What I saw was not a raging fire and seen recent other towers burning completely like a torch but not coming down, I say this clearly still remains an inside job.
Apart from all this, I find it beyond believe how the owner could say in an interview the day after "Building7 was so much burned down (hardly flames visible), we decided to pull it." Like every building has a button that says "push here to start controlled demolision" hahahahah what a joke.
I'm just frustrated that "the powers that be" can run a theatre like this in plain view of the world and get away with it and start a war over it that killed even more innocent people.
Bloody hell, this world is so bent out of shape.
I do know quite a bit about it. I read the report published by the Engineering Societies, on what happened and how. And have enough background to read it intelligently, and understand most of what they said. I think there were several versions. One dumbed down to a fifth grade level for the politicians, one dumbed down to a high school or college student with a SEM background, one one aimed at Engineers who understand the basics of structures. Very similar to a thesis from a grad student, or dissertation from a doctoral candidate.

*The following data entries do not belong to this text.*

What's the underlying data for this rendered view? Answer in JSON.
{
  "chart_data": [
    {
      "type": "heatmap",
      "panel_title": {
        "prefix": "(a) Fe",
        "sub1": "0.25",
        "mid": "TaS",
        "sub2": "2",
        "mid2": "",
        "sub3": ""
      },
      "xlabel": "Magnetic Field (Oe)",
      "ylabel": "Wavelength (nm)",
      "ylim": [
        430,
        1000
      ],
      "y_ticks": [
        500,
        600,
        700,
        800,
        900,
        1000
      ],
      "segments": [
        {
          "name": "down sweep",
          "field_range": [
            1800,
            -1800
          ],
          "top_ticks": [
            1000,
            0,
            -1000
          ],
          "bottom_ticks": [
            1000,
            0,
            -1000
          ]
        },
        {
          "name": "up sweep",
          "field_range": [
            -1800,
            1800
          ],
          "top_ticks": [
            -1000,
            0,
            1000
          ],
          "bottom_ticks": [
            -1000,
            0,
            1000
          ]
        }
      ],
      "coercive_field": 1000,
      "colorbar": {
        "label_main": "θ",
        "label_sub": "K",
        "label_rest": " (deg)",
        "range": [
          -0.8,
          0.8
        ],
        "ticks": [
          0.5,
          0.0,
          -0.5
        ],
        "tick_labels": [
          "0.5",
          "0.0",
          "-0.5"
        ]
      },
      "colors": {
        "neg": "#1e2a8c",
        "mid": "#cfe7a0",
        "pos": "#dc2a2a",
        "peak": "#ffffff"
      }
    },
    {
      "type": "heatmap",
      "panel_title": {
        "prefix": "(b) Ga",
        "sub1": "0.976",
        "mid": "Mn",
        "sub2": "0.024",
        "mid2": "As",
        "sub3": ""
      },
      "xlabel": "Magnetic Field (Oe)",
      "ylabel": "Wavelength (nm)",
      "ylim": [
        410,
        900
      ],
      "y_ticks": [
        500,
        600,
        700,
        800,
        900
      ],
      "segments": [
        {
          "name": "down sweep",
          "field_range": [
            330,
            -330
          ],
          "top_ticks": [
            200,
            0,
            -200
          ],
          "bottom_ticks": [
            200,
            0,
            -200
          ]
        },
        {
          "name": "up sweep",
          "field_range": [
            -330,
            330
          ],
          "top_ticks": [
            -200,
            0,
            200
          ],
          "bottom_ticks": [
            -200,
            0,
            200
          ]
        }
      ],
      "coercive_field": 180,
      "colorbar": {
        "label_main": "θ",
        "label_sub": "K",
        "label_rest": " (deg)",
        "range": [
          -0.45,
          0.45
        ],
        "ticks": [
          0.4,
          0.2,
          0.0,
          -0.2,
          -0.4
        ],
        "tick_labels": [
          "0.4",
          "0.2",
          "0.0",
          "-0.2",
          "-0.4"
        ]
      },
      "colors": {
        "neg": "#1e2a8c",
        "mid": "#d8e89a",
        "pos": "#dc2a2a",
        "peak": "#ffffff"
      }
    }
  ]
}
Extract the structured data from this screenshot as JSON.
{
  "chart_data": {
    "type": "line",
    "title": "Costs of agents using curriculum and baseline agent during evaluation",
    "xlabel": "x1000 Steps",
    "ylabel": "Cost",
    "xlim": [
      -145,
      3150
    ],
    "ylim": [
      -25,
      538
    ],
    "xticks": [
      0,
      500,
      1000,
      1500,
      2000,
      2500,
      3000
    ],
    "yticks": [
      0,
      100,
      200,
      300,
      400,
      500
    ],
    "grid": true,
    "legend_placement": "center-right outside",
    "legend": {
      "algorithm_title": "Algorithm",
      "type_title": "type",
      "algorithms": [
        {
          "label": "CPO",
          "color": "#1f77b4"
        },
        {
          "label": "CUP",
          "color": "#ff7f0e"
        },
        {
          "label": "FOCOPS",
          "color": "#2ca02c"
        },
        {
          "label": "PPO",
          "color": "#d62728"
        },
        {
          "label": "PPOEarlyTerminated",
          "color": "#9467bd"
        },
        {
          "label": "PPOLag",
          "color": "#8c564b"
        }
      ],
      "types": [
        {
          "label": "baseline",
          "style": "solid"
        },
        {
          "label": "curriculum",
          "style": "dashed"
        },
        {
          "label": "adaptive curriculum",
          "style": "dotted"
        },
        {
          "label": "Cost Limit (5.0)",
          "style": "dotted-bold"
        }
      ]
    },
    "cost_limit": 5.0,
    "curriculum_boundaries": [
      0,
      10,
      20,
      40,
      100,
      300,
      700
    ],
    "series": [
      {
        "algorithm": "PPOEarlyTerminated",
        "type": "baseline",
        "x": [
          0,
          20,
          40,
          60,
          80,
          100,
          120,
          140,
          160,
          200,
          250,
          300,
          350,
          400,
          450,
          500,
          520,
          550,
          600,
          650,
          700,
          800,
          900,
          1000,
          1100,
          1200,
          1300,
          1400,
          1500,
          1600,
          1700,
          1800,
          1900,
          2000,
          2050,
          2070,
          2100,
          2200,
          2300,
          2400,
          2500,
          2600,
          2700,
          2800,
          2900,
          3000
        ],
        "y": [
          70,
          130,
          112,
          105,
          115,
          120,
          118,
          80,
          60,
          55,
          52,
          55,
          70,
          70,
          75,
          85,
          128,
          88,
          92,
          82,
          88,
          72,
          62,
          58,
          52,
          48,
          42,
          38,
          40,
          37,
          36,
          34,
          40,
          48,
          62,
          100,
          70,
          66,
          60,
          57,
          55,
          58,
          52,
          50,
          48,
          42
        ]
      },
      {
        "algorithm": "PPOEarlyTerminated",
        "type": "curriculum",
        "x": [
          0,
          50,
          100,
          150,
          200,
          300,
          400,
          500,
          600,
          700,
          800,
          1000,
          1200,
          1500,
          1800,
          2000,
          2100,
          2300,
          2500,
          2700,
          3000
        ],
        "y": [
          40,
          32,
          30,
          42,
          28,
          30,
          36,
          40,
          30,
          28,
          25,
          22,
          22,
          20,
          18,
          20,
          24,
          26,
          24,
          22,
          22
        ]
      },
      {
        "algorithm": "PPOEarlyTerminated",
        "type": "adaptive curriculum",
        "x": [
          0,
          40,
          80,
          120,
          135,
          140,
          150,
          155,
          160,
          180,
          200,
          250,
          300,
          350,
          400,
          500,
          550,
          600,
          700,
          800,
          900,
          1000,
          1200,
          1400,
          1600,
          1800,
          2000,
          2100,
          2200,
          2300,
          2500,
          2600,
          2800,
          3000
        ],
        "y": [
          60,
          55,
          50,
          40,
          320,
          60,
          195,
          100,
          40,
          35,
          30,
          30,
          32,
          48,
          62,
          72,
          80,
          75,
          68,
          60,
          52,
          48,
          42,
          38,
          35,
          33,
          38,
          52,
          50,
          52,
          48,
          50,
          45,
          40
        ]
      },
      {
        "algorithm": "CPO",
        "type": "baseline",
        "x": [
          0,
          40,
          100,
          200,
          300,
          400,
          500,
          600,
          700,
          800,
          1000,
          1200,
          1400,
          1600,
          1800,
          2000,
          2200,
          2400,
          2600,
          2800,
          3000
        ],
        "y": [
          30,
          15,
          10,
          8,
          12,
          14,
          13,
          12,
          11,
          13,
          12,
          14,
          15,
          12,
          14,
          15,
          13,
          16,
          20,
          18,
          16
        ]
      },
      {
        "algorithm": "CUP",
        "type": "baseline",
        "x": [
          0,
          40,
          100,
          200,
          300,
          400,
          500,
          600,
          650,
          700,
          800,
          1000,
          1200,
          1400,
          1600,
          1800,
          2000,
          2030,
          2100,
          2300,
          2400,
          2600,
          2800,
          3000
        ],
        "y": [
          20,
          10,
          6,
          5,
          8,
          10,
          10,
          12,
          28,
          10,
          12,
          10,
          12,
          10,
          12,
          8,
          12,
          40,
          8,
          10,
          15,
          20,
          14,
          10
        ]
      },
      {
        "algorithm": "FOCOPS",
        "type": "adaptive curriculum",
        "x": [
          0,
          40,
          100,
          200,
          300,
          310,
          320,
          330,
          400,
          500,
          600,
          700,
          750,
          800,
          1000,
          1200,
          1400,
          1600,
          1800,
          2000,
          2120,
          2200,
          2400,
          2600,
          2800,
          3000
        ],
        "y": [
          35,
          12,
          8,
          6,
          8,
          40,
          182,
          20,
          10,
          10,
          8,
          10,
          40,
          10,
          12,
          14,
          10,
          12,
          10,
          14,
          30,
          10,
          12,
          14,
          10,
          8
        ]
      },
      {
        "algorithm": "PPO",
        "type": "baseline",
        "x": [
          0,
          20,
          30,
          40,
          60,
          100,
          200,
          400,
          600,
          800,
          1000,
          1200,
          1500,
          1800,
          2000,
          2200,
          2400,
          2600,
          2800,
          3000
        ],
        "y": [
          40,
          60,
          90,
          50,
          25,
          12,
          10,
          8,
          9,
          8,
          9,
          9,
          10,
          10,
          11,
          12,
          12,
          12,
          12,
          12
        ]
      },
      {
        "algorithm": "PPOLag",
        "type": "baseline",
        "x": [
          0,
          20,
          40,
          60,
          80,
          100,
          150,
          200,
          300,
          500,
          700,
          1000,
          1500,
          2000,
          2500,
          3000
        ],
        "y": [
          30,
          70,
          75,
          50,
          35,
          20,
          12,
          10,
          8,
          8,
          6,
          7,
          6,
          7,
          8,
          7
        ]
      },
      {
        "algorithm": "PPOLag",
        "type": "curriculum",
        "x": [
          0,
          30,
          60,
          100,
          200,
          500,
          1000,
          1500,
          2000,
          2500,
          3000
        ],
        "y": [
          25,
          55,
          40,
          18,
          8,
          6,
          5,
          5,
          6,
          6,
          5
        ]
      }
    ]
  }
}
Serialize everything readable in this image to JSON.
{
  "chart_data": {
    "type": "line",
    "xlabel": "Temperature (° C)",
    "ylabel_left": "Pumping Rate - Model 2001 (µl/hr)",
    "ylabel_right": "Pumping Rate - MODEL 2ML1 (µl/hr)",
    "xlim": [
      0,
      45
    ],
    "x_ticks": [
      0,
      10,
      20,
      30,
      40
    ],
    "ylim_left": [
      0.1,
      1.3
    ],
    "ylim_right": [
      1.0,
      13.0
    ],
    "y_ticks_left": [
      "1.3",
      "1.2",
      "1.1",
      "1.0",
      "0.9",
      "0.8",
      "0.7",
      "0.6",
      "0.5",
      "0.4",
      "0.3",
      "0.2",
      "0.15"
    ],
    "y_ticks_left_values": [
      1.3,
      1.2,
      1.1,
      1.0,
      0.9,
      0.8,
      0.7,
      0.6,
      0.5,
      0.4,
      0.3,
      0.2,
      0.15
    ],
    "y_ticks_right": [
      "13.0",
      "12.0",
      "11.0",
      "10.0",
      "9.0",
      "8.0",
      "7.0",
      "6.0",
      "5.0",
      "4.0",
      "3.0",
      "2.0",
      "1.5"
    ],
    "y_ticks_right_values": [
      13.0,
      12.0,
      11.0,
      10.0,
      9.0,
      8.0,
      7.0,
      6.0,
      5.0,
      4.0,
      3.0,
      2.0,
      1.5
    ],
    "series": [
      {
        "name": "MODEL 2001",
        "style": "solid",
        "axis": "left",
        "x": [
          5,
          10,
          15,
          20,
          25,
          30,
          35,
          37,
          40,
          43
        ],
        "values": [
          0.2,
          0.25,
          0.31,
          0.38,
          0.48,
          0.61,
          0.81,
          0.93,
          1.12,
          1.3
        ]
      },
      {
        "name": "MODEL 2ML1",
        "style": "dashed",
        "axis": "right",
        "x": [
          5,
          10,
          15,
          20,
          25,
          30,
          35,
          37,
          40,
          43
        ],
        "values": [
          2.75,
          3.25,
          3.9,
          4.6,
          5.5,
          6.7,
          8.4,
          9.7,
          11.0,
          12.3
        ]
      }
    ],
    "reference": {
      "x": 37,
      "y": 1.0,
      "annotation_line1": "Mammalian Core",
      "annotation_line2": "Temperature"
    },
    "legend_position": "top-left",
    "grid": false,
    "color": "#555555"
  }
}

I think the impact waves had rattled it enough that the fireproofing had popped off. To repair that to new standards, with new materials, would require gutting all of the interior to get at the steel. And, at theat point it would cost less to demo, and rebuild. The insurance companies probably hired a structural engineering consulting firm, and decided that the demo, was the least costly route.

When you demo most things in an urban environment, you don’t have the property available to make things topple. So, you have to design your demolition to fall within your property foot print. Which is when you design your demolition to pancake, into itself as opposed to topple.

Toppling is easy: Blow out the bottom in the direction you want it to go, down low so it sags that way. Moments later you blow the other side. As it goes from compression to tension, and the building falls where you want it. At least in theory. Tons of stuff on YouTube of it going wrong.

Designing a pancake is considerably harder. You design the blast pattern to start collapsing the building from neat the top, into it’s interior to contain your debris mostly in the building footprint. As the debris falls you time more blasts to help things break into the interior, and eventually the momentum of the falling debris gets high enough you don’t need any more charges, and the building takes itself down to the inside.

Designing, the aircraft impacts, to be at the right place, and generate enough heat, that the stay rods in the interior would stretch enough to let them expand just enough that the load from above, and outward movement of the stressed skin, would generate enough force to drop the buildings was a very complicated undertaking on demolition design.

Unfortunately, in a far less “secure” world, we essentially delivered the structural niceties of the towers to them, in the way of a text book which had enough information in it to allow the analysis required.